Against a backdrop of plunging stock markets worldwide and signs of a slowdown appearing in Britain‘s economy, the Bank of England cut its key rate by half a percentage point to 0.25 percent.
The central bank also introduced a new programme for cheap credit and reduced a special capital buffer to give banks more room to lend.
“This is a big package. It’s a big package.
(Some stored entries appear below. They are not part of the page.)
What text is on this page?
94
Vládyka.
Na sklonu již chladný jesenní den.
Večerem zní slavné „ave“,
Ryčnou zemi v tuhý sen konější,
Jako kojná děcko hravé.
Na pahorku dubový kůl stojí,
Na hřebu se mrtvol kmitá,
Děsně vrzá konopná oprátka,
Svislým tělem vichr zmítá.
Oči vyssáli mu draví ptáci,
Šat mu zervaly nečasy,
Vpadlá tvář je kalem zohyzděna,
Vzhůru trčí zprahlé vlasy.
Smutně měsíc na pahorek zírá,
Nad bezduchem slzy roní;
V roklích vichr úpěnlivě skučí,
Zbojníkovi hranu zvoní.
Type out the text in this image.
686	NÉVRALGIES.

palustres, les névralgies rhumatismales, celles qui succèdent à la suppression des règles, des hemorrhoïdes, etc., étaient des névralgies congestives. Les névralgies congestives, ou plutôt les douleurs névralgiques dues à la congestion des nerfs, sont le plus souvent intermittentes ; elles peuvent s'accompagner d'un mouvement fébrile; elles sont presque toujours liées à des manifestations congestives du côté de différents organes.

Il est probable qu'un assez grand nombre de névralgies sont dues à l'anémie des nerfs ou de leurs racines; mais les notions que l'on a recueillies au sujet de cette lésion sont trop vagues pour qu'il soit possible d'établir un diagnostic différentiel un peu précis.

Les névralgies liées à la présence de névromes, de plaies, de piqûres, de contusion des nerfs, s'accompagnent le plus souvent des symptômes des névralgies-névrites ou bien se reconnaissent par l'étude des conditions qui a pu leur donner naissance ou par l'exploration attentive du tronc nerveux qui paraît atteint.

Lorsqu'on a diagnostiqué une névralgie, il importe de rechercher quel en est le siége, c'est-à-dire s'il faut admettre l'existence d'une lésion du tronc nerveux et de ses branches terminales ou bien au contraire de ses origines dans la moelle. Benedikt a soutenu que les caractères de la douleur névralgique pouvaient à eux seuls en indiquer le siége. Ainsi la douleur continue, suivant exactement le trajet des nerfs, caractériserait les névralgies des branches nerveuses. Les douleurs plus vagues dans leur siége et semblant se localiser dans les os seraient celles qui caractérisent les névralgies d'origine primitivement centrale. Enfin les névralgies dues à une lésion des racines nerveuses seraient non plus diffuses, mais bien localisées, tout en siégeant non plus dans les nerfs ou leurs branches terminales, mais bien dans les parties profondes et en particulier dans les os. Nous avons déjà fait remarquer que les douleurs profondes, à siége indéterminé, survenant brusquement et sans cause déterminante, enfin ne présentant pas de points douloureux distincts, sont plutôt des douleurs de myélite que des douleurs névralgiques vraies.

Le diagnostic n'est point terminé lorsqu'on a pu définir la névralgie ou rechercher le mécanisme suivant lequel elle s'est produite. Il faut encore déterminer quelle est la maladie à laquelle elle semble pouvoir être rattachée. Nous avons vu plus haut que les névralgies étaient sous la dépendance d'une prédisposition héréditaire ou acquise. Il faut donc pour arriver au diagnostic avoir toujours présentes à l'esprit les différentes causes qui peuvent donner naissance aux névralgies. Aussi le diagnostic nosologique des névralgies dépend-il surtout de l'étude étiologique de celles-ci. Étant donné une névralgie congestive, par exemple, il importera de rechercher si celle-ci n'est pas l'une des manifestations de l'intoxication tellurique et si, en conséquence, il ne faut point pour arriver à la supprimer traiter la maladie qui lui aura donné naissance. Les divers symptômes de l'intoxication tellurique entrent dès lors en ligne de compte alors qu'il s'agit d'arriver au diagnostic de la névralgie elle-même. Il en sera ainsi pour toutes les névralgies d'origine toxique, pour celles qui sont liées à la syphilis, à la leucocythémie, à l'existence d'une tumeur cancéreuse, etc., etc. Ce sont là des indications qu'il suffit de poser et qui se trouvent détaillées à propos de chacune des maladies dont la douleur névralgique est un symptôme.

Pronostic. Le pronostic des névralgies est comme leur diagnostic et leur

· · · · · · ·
It is a big deal,” Governor Mark Carney said, adding that the BoE’s measures were equivalent to “north of 1 percent” of economic output.
He said the Bank was coordinating with the government to have maximum impact.
Britain‘s economy unexpectedly flat-lined in January even before the impact of the coronavirus kicked in, according to official data published on Wednesday.
Sunak said he would be able to meet the fiscal rules set by his predecessor Sajid Javid although the rush to come up with measures to fight coronavirus meant the full stimulus cost was not yet included in borrowing forecasts.
Britain‘s independent budget forecasters lowered their predictions for economic growth this year, an estimate that does not yet include an updated estimate for the impact of the virus.
But Sunak said growth over the next two years would be 0.5 percentage points higher than it would have been without his stimulus plan.
He said a duty on fuel would be frozen for a ninth year in a row — a move likely to disappoint climate change campaigners — but hinted the freeze might not continue much longer.
Sunak said Britain would increase pollution taxes, saying he would freeze a levy on electricity used by companies but would raise it on gas.